Dawasa
- Type: Daily newspaper
- Owner: Independent Newspapers Limited
- Founded: 14 August 1961
- Language: Sinhala
- City: Colombo
- Country: Ceylon
- Sister newspapers: Chinthamini; Dinapathi; Gitanjali; Iranama; Rasakatha; Riviresa; Sawasa; Star; Sun; Sundari; Thanthi; Tikiri; Visitura; Weekend;

= Dawasa =

Sri Lankan Sinhala language newspaper

Dawasa was a Sinhala language daily newspaper in Ceylon published by Independent Newspapers Limited, part of M. D. Gunasena & Company. It was founded on 14 August 1961 and was published from Colombo. In 1966 it had an average net sales of 55,000. It had an average circulation of 58,600 in 1970 and 83,285 in 1973.
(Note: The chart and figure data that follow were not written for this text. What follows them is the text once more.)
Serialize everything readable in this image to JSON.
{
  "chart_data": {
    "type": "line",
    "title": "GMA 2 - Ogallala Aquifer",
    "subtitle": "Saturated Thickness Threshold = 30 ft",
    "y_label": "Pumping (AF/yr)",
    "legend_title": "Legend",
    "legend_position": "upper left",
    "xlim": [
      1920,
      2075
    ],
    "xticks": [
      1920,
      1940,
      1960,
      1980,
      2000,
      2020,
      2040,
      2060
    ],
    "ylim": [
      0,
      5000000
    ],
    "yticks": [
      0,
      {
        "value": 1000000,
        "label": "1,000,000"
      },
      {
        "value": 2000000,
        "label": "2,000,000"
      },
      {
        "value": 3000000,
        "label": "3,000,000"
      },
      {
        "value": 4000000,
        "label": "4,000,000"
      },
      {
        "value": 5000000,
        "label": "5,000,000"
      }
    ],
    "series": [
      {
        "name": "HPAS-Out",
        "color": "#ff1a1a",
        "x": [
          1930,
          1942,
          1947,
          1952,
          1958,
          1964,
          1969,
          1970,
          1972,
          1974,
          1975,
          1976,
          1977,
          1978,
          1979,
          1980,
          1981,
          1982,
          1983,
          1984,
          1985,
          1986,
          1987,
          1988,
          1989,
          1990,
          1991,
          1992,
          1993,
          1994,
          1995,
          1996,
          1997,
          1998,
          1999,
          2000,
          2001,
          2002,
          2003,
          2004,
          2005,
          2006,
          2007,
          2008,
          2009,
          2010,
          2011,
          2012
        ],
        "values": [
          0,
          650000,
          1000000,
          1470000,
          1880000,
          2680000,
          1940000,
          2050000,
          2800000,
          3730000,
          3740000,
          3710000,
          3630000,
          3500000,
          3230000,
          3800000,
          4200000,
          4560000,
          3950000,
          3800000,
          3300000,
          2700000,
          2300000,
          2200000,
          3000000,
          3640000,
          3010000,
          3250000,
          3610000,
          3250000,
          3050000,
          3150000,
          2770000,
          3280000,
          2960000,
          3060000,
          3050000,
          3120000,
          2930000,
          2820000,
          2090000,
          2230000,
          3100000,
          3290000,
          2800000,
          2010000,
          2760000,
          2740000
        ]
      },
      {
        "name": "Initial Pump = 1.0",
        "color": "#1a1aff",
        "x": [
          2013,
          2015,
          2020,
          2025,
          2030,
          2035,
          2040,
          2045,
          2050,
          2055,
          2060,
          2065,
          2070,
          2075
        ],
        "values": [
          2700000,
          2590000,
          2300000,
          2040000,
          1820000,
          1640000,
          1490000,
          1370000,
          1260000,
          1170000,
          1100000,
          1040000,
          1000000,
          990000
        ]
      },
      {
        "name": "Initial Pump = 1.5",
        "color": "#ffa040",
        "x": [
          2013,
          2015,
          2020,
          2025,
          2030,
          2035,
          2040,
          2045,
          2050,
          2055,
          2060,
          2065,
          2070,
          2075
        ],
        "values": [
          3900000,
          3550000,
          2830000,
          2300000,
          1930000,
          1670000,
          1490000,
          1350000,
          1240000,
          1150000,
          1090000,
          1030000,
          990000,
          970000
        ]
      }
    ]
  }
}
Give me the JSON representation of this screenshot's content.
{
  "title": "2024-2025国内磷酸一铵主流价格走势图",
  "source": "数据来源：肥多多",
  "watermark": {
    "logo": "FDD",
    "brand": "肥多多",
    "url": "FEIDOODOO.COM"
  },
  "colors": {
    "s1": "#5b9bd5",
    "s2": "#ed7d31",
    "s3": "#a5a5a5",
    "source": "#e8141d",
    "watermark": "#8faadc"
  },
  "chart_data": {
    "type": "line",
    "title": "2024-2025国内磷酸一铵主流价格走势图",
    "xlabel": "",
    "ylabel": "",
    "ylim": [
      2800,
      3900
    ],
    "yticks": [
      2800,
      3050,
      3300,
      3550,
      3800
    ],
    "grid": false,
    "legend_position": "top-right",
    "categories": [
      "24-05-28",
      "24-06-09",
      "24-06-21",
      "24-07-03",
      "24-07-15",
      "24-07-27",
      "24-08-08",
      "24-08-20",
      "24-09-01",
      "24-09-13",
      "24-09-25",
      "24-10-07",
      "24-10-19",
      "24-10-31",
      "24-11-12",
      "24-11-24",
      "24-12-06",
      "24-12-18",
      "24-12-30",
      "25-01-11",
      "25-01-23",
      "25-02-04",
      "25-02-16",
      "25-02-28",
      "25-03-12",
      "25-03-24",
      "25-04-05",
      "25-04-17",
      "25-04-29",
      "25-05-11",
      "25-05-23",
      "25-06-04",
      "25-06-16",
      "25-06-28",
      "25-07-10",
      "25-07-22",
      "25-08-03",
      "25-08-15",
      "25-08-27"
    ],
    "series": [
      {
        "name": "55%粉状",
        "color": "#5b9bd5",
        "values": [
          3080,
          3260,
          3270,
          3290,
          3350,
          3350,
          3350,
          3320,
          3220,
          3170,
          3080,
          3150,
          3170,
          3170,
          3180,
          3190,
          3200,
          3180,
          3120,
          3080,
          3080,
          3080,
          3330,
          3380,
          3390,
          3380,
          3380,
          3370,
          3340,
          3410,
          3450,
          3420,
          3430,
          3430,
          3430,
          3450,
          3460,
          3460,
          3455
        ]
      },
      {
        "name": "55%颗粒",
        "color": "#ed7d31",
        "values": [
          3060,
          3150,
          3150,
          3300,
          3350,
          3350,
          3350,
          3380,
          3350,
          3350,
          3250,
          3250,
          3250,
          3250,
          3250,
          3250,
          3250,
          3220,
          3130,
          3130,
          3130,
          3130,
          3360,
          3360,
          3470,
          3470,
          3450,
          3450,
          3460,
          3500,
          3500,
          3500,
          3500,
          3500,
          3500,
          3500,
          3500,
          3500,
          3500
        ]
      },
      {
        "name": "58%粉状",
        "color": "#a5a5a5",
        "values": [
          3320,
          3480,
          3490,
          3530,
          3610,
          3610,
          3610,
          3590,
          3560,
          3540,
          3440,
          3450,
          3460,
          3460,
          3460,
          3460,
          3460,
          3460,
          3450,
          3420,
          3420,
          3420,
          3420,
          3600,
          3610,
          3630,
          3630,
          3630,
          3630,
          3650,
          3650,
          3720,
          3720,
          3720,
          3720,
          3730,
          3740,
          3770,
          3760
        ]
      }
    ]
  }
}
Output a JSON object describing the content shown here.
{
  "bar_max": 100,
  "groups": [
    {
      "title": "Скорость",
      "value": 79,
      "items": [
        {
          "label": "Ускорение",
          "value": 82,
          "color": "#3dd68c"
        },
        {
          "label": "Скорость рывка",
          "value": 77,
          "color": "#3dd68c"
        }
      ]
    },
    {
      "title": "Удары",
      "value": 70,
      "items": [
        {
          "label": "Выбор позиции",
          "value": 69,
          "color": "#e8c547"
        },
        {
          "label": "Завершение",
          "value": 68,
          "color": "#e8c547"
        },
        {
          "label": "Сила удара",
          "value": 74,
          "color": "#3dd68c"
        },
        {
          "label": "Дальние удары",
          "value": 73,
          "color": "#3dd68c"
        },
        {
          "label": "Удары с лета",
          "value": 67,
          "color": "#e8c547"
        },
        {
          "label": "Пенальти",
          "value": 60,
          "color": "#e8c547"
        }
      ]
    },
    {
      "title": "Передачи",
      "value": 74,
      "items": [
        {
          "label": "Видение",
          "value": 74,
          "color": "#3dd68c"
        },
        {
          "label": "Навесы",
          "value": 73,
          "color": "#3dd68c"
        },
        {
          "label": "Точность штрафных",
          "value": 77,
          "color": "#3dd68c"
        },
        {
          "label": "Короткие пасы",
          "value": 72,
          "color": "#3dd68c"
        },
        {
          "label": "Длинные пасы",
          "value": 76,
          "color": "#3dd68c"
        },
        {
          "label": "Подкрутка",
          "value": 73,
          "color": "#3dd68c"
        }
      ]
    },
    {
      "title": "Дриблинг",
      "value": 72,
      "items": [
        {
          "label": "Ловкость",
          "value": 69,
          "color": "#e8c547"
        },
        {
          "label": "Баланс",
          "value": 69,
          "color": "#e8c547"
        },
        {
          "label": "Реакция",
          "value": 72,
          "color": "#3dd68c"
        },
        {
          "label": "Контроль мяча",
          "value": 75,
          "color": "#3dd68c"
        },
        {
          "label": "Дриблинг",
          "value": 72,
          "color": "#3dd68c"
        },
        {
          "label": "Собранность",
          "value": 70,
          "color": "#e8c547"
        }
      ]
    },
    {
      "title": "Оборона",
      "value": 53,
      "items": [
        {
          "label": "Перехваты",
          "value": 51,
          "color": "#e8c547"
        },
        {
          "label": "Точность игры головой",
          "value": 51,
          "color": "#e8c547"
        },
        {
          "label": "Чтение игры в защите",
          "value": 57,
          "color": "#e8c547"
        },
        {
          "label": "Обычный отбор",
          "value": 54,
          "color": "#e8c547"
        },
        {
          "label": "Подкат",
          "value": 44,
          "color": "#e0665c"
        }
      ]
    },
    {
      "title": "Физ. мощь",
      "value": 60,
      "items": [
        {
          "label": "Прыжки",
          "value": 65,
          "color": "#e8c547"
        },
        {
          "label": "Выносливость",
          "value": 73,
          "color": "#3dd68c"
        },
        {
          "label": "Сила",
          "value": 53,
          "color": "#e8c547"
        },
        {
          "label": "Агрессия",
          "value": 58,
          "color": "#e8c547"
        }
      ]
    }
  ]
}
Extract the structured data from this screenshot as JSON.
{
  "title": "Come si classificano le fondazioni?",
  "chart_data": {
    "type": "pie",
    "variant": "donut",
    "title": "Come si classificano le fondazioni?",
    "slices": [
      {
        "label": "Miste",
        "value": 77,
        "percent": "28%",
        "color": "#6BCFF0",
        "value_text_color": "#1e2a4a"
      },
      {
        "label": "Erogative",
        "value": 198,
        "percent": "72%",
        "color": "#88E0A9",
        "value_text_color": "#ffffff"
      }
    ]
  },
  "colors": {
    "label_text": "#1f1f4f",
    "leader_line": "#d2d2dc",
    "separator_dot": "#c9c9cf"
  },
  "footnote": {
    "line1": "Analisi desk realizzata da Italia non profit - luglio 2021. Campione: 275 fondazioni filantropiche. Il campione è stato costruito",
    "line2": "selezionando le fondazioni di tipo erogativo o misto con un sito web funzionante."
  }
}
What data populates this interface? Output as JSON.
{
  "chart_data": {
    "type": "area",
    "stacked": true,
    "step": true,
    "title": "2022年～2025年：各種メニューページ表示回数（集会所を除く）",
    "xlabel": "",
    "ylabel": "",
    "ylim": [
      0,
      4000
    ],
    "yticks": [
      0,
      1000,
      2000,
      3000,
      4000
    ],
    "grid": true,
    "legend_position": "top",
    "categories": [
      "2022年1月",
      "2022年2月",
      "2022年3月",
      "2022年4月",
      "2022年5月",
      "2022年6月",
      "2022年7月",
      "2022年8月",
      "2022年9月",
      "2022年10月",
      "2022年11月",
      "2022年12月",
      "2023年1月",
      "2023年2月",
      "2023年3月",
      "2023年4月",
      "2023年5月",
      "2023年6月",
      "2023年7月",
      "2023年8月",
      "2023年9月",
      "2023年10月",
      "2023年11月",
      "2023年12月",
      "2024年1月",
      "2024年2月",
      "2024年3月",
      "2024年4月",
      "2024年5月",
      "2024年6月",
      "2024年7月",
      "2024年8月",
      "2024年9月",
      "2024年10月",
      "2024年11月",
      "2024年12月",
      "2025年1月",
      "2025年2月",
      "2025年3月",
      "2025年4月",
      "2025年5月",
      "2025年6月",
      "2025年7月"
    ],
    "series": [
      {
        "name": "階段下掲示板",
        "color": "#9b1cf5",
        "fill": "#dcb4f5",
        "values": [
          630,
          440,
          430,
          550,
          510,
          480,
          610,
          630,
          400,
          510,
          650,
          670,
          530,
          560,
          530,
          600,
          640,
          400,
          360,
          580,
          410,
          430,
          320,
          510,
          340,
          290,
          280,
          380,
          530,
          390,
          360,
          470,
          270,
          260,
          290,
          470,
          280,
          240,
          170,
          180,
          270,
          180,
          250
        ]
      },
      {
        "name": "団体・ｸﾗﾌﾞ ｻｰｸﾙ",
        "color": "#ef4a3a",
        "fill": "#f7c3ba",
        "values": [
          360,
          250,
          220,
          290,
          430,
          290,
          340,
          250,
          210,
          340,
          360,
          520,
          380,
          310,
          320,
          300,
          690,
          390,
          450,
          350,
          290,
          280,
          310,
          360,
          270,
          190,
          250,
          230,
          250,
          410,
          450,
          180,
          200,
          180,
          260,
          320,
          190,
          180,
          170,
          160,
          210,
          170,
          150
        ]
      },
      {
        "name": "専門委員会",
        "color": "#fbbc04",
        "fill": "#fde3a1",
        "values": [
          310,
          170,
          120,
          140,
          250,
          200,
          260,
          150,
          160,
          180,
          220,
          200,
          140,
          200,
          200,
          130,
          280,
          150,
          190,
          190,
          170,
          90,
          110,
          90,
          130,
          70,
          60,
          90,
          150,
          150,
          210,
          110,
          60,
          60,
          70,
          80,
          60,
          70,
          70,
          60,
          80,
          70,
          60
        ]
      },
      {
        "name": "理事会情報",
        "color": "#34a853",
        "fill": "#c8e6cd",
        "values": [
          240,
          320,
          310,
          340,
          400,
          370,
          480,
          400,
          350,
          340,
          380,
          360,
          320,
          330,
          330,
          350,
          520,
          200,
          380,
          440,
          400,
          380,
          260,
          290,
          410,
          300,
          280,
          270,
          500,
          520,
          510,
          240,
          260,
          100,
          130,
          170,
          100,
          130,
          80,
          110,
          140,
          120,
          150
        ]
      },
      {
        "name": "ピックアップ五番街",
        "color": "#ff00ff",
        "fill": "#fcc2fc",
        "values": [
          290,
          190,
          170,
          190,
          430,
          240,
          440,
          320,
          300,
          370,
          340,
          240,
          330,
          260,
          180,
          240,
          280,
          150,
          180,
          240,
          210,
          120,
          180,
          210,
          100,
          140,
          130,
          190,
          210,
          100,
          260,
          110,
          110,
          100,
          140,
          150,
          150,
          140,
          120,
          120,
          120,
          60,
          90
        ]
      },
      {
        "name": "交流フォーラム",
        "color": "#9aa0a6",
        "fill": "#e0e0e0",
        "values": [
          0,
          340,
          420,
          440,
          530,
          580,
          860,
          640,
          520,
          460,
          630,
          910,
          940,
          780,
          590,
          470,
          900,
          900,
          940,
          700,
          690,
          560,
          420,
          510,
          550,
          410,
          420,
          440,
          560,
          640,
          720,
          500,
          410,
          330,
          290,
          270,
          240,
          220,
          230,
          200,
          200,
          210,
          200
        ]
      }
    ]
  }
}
By 1973/74 the Independent Newspapers publications had become vocal critics of Sirimavo Bandaranaike's government. The government sealed Independent Newspapers' presses and closed it down on 19 April 1974 using the Emergency (Defence) Regulations. Independent Newspapers resumed publication on 30 March 1977 but the three-year closure had taken its toll. Faced financial problems Independent Newspapers and its various publications closed down on 26 December 1990.